Hydroxyapatite Deposition Disease


Hydroxyapatite deposition disease (HADD) is an extremely common disorder causing periarticular disease in the form of tendinitis or bursitis. Only rarely does it cause true articular disease. Calcium hydroxyapatite deposits in muscles, capsules, bursae, and tendon sheaths. Although this deposition is associated with many systemic diseases, such as collagen vascular diseases, renal osteodystrophy, hypervitaminosis D, and milk-alkali syndrome, in many patients it occurs idiopathically with no underlying systemic problem. The radiographic findings are as follows:

  • 1.

    Periarticular calcification

    • A.

      Early deposition is linear and poorly defined, often blending with the soft tissues

    • B.

      With time this calcification becomes denser, homogeneous, well delineated, and circular

  • 2.

    Soft tissue swelling

  • 3.

    Normal adjacent joint and bone

  • 4.

    Occasional joint effusion

  • 5.

    Occasional osteoporosis, occasional reactive sclerosis, uncommon erosion or scalloping of adjacent bone

  • 6.

    Single joint distribution; occasionally multiple joints may be involved either at the same time (33 percent of patients) or successively (67 percent of patients)

  • 7.

    Distribution in shoulder, hip, wrist, elbow, and neck, in decreasing order of frequency

Shoulder

The shoulder is the most common site of calcific tendinitis or bursitis. Calcium hydroxyapatite is said to be observed in 40 percent of the shoulders radiographed for shoulder pain. It usually locates first in a tendon. The actual tendon location can be identified by changes in rotation of the humerus on the radiograph ( Fig. 18-1 ). Fifty-two percent of the calcific tendinitis occurs in the supraspinatus tendon, which can be seen in profile over the greater tuberosity on external rotation. Internal rotation of the humerus profiles the posterior aspect of the head on at the lateral aspect of the radiograph and the anterior head medially. Calcification in the infraspinatus tendon profiles posteriorly on internal rotation. Calcification of the teres minor also profiles posteriorly on internal rotation, but it is inferior to the infraspinatus calcification. Calcification in the subscapularis profiles anteriorly on internal rotation. Calcification of the long head of the biceps is seen on the superior aspect of the glenoid; that of the short head of the biceps is seen on the tip of the coracoid. Rotation does not change the location of calcification in the biceps.

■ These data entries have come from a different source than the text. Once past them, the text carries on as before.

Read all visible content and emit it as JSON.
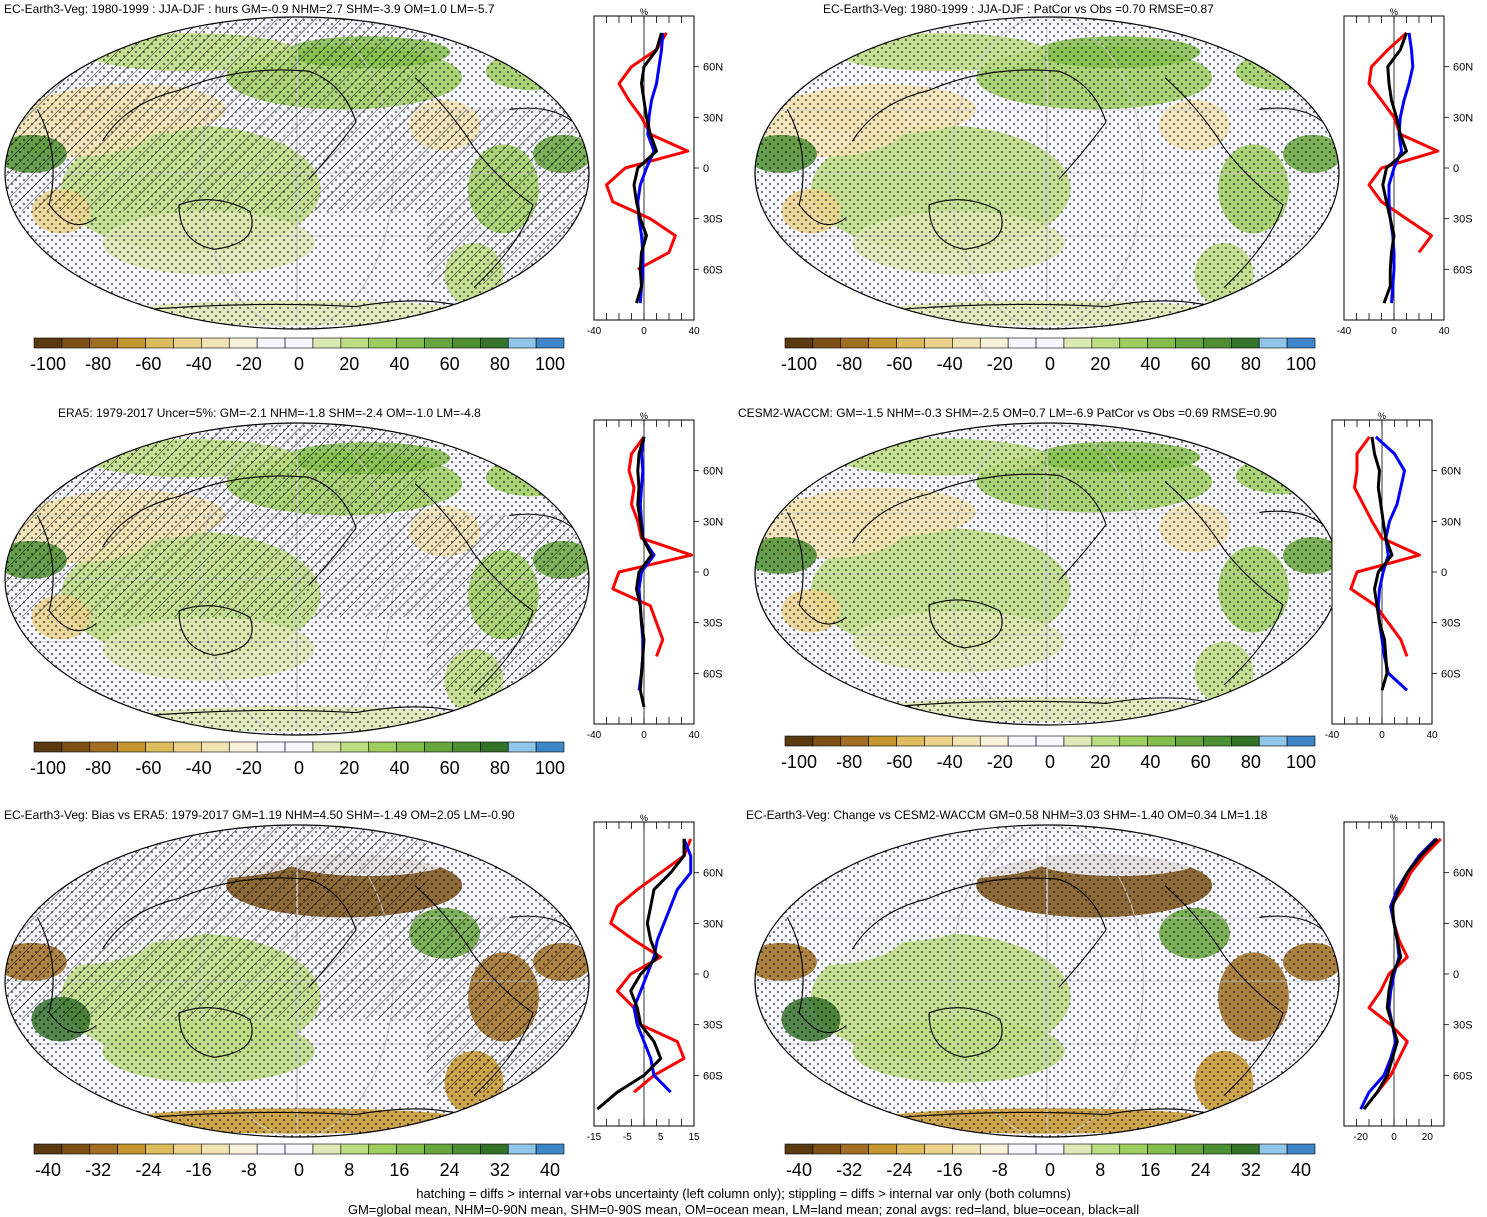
{
  "colors": {
    "scale": [
      "#5a3a10",
      "#7d5116",
      "#a06e22",
      "#c4962f",
      "#dcbb5c",
      "#ead28c",
      "#f2e3b4",
      "#f7f2da",
      "#f6f6ff",
      "#f6f6ff",
      "#dde9b4",
      "#bcdc83",
      "#9ecd5f",
      "#84bd4c",
      "#67a63e",
      "#4e8f33",
      "#35722a",
      "#8ec5e8",
      "#3f86c8"
    ],
    "ocean_base": "#f6f6ff",
    "land_line": "#000000",
    "land": "#ff0000",
    "ocean": "#0000ff",
    "all": "#000000"
  },
  "panels": [
    {
      "title": "EC-Earth3-Veg: 1980-1999 : JJA-DJF : hurs GM=-0.9 NHM=2.7 SHM=-3.9 OM=1.0 LM=-5.7",
      "zonal_axis": {
        "unit": "%",
        "x_ticks": [
          "-40",
          "0",
          "40"
        ],
        "lat_ticks": [
          "60N",
          "30N",
          "0",
          "30S",
          "60S"
        ]
      },
      "colorbar": {
        "labels": [
          "-100",
          "-80",
          "-60",
          "-40",
          "-20",
          "0",
          "20",
          "40",
          "60",
          "80",
          "100"
        ]
      }
    },
    {
      "title": "EC-Earth3-Veg: 1980-1999 : JJA-DJF : PatCor vs Obs =0.70 RMSE=0.87",
      "zonal_axis": {
        "unit": "%",
        "x_ticks": [
          "-40",
          "0",
          "40"
        ],
        "lat_ticks": [
          "60N",
          "30N",
          "0",
          "30S",
          "60S"
        ]
      },
      "colorbar": {
        "labels": [
          "-100",
          "-80",
          "-60",
          "-40",
          "-20",
          "0",
          "20",
          "40",
          "60",
          "80",
          "100"
        ]
      }
    },
    {
      "title": "ERA5: 1979-2017 Uncer=5%: GM=-2.1 NHM=-1.8 SHM=-2.4 OM=-1.0 LM=-4.8",
      "zonal_axis": {
        "unit": "%",
        "x_ticks": [
          "-40",
          "0",
          "40"
        ],
        "lat_ticks": [
          "60N",
          "30N",
          "0",
          "30S",
          "60S"
        ]
      },
      "colorbar": {
        "labels": [
          "-100",
          "-80",
          "-60",
          "-40",
          "-20",
          "0",
          "20",
          "40",
          "60",
          "80",
          "100"
        ]
      }
    },
    {
      "title": "CESM2-WACCM: GM=-1.5 NHM=-0.3 SHM=-2.5 OM=0.7 LM=-6.9 PatCor vs Obs =0.69 RMSE=0.90",
      "zonal_axis": {
        "unit": "%",
        "x_ticks": [
          "-40",
          "0",
          "40"
        ],
        "lat_ticks": [
          "60N",
          "30N",
          "0",
          "30S",
          "60S"
        ]
      },
      "colorbar": {
        "labels": [
          "-100",
          "-80",
          "-60",
          "-40",
          "-20",
          "0",
          "20",
          "40",
          "60",
          "80",
          "100"
        ]
      }
    },
    {
      "title": "EC-Earth3-Veg: Bias vs ERA5: 1979-2017 GM=1.19 NHM=4.50 SHM=-1.49 OM=2.05 LM=-0.90",
      "zonal_axis": {
        "unit": "%",
        "x_ticks": [
          "-15",
          "-5",
          "5",
          "15"
        ],
        "lat_ticks": [
          "60N",
          "30N",
          "0",
          "30S",
          "60S"
        ]
      },
      "colorbar": {
        "labels": [
          "-40",
          "-32",
          "-24",
          "-16",
          "-8",
          "0",
          "8",
          "16",
          "24",
          "32",
          "40"
        ]
      }
    },
    {
      "title": "EC-Earth3-Veg: Change vs CESM2-WACCM GM=0.58 NHM=3.03 SHM=-1.40 OM=0.34 LM=1.18",
      "zonal_axis": {
        "unit": "%",
        "x_ticks": [
          "-20",
          "0",
          "20"
        ],
        "lat_ticks": [
          "60N",
          "30N",
          "0",
          "30S",
          "60S"
        ]
      },
      "colorbar": {
        "labels": [
          "-40",
          "-32",
          "-24",
          "-16",
          "-8",
          "0",
          "8",
          "16",
          "24",
          "32",
          "40"
        ]
      }
    }
  ],
  "chart_data": [
    {
      "type": "line",
      "title": "EC-Earth3-Veg: 1980-1999 : JJA-DJF : hurs GM=-0.9 NHM=2.7 SHM=-3.9 OM=1.0 LM=-5.7",
      "xlim": [
        -40,
        40
      ],
      "xlabel": "%",
      "y": [
        80,
        70,
        60,
        50,
        40,
        30,
        20,
        10,
        0,
        -10,
        -20,
        -30,
        -40,
        -50,
        -60,
        -70,
        -80
      ],
      "series": [
        {
          "name": "land",
          "values": [
            18,
            10,
            -10,
            -20,
            -12,
            -2,
            5,
            35,
            -15,
            -30,
            -25,
            5,
            25,
            20,
            -5,
            null,
            null
          ]
        },
        {
          "name": "ocean",
          "values": [
            15,
            14,
            12,
            10,
            6,
            4,
            3,
            8,
            2,
            -3,
            -5,
            -4,
            -2,
            -1,
            -1,
            -2,
            -3
          ]
        },
        {
          "name": "all",
          "values": [
            14,
            10,
            0,
            -2,
            0,
            2,
            5,
            10,
            -5,
            -8,
            -6,
            -3,
            2,
            -2,
            -3,
            -2,
            -6
          ]
        }
      ]
    },
    {
      "type": "line",
      "title": "EC-Earth3-Veg: 1980-1999 : JJA-DJF : PatCor vs Obs =0.70 RMSE=0.87",
      "xlim": [
        -40,
        40
      ],
      "xlabel": "%",
      "y": [
        80,
        70,
        60,
        50,
        40,
        30,
        20,
        10,
        0,
        -10,
        -20,
        -30,
        -40,
        -50,
        -60,
        -70,
        -80
      ],
      "series": [
        {
          "name": "land",
          "values": [
            10,
            -5,
            -18,
            -20,
            -10,
            0,
            5,
            35,
            -10,
            -20,
            -10,
            10,
            30,
            20,
            null,
            -5,
            null
          ]
        },
        {
          "name": "ocean",
          "values": [
            12,
            14,
            15,
            12,
            8,
            5,
            4,
            6,
            0,
            -4,
            -4,
            -3,
            -1,
            0,
            0,
            -1,
            -2
          ]
        },
        {
          "name": "all",
          "values": [
            10,
            5,
            -5,
            -4,
            -2,
            2,
            5,
            10,
            -6,
            -9,
            -6,
            -3,
            0,
            -2,
            -3,
            -3,
            -8
          ]
        }
      ]
    },
    {
      "type": "line",
      "title": "ERA5: 1979-2017 Uncer=5%: GM=-2.1 NHM=-1.8 SHM=-2.4 OM=-1.0 LM=-4.8",
      "xlim": [
        -40,
        40
      ],
      "xlabel": "%",
      "y": [
        80,
        70,
        60,
        50,
        40,
        30,
        20,
        10,
        0,
        -10,
        -20,
        -30,
        -40,
        -50,
        -60,
        -70,
        -80
      ],
      "series": [
        {
          "name": "land",
          "values": [
            0,
            -10,
            -12,
            -8,
            -10,
            -5,
            -2,
            38,
            -20,
            -25,
            5,
            10,
            15,
            10,
            null,
            -5,
            null
          ]
        },
        {
          "name": "ocean",
          "values": [
            0,
            -2,
            -1,
            -2,
            -3,
            -2,
            -1,
            8,
            -2,
            -4,
            -3,
            -2,
            -1,
            -1,
            -2,
            -4,
            null
          ]
        },
        {
          "name": "all",
          "values": [
            0,
            -4,
            -5,
            -4,
            -5,
            -3,
            -1,
            6,
            -4,
            -6,
            -3,
            -2,
            0,
            -1,
            -2,
            -3,
            0
          ]
        }
      ]
    },
    {
      "type": "line",
      "title": "CESM2-WACCM: GM=-1.5 NHM=-0.3 SHM=-2.5 OM=0.7 LM=-6.9 PatCor vs Obs =0.69 RMSE=0.90",
      "xlim": [
        -40,
        40
      ],
      "xlabel": "%",
      "y": [
        80,
        70,
        60,
        50,
        40,
        30,
        20,
        10,
        0,
        -10,
        -20,
        -30,
        -40,
        -50,
        -60,
        -70,
        -80
      ],
      "series": [
        {
          "name": "land",
          "values": [
            -10,
            -20,
            -20,
            -22,
            -15,
            -8,
            0,
            30,
            -20,
            -25,
            -5,
            5,
            15,
            20,
            null,
            5,
            null
          ]
        },
        {
          "name": "ocean",
          "values": [
            -5,
            10,
            18,
            15,
            12,
            6,
            3,
            5,
            1,
            -2,
            -3,
            -2,
            0,
            2,
            5,
            20,
            null
          ]
        },
        {
          "name": "all",
          "values": [
            -8,
            -6,
            -2,
            -3,
            -1,
            1,
            3,
            8,
            -3,
            -6,
            -4,
            -2,
            2,
            3,
            4,
            0,
            null
          ]
        }
      ]
    },
    {
      "type": "line",
      "title": "EC-Earth3-Veg: Bias vs ERA5: 1979-2017 GM=1.19 NHM=4.50 SHM=-1.49 OM=2.05 LM=-0.90",
      "xlim": [
        -15,
        15
      ],
      "xlabel": "%",
      "y": [
        80,
        70,
        60,
        50,
        40,
        30,
        20,
        10,
        0,
        -10,
        -20,
        -30,
        -40,
        -50,
        -60,
        -70,
        -80
      ],
      "series": [
        {
          "name": "land",
          "values": [
            14,
            12,
            5,
            -2,
            -8,
            -10,
            -3,
            5,
            -4,
            -8,
            -3,
            -1,
            10,
            12,
            3,
            -3,
            null
          ]
        },
        {
          "name": "ocean",
          "values": [
            12,
            14,
            14,
            10,
            8,
            6,
            4,
            3,
            1,
            -1,
            -3,
            -2,
            0,
            2,
            3,
            8,
            null
          ]
        },
        {
          "name": "all",
          "values": [
            12,
            12,
            8,
            3,
            2,
            1,
            2,
            4,
            -1,
            -4,
            -2,
            -1,
            3,
            5,
            0,
            -8,
            -14
          ]
        }
      ]
    },
    {
      "type": "line",
      "title": "EC-Earth3-Veg: Change vs CESM2-WACCM GM=0.58 NHM=3.03 SHM=-1.40 OM=0.34 LM=1.18",
      "xlim": [
        -30,
        30
      ],
      "xlabel": "%",
      "y": [
        80,
        70,
        60,
        50,
        40,
        30,
        20,
        10,
        0,
        -10,
        -20,
        -30,
        -40,
        -50,
        -60,
        -70,
        -80
      ],
      "series": [
        {
          "name": "land",
          "values": [
            28,
            18,
            10,
            5,
            -2,
            0,
            3,
            8,
            -3,
            -8,
            -15,
            -2,
            8,
            3,
            -2,
            -10,
            null
          ]
        },
        {
          "name": "ocean",
          "values": [
            25,
            15,
            8,
            2,
            -2,
            0,
            2,
            3,
            0,
            -2,
            -3,
            -1,
            1,
            -2,
            -6,
            -15,
            -20
          ]
        },
        {
          "name": "all",
          "values": [
            26,
            16,
            8,
            3,
            -1,
            0,
            2,
            4,
            -1,
            -3,
            -4,
            -1,
            2,
            -1,
            -4,
            -10,
            -18
          ]
        }
      ]
    }
  ],
  "footer": {
    "line1": "hatching = diffs > internal var+obs uncertainty (left column only); stippling = diffs > internal var only (both columns)",
    "line2": "GM=global mean, NHM=0-90N mean, SHM=0-90S mean, OM=ocean mean, LM=land mean; zonal avgs: red=land, blue=ocean, black=all"
  }
}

Figure 18-1, Locations of hydroxyapatite deposits in specific tendons as observed on anteroposterior (AP) view of the shoulder in ( A ) external rotation and ( B ) internal rotation.

Calcification in the rotator cuff area may eventually rupture into the bursa ( Fig. 18-2 ). In some patients this has led to a secondary severe destructive arthropathy. The result of this particular sequence of events has been labeled the “Milwaukee shoulder” ( Fig. 18-3 ).

Figure 18-2, AP view of the shoulder showing a large amorphous calcific deposit in the supraspinatus. The lateral aspect of the concretion is less distinct ( arrows ) indicating extension into the subacromial-subdeltoid bursa. The humeral head is inferiorly subluxed because of deltoid atony associated with acute bursal disease.

Figure 18-3, Patient with “Milwaukee shoulder.” A, AP view of the shoulder shows destruction of the superomedial aspect of the humeral head and osteophyte formation in the glenohumeral joint. Faint calcification is visible in the periphery of the distended subacromial-subdeltoid bursa ( arrow ) and axillary recess ( arrowhead ). B, Axial computed tomography (CT) shows flattened appearance of the humeral articular surface and calcification at the periphery of the distended bursa and joint ( arrows ).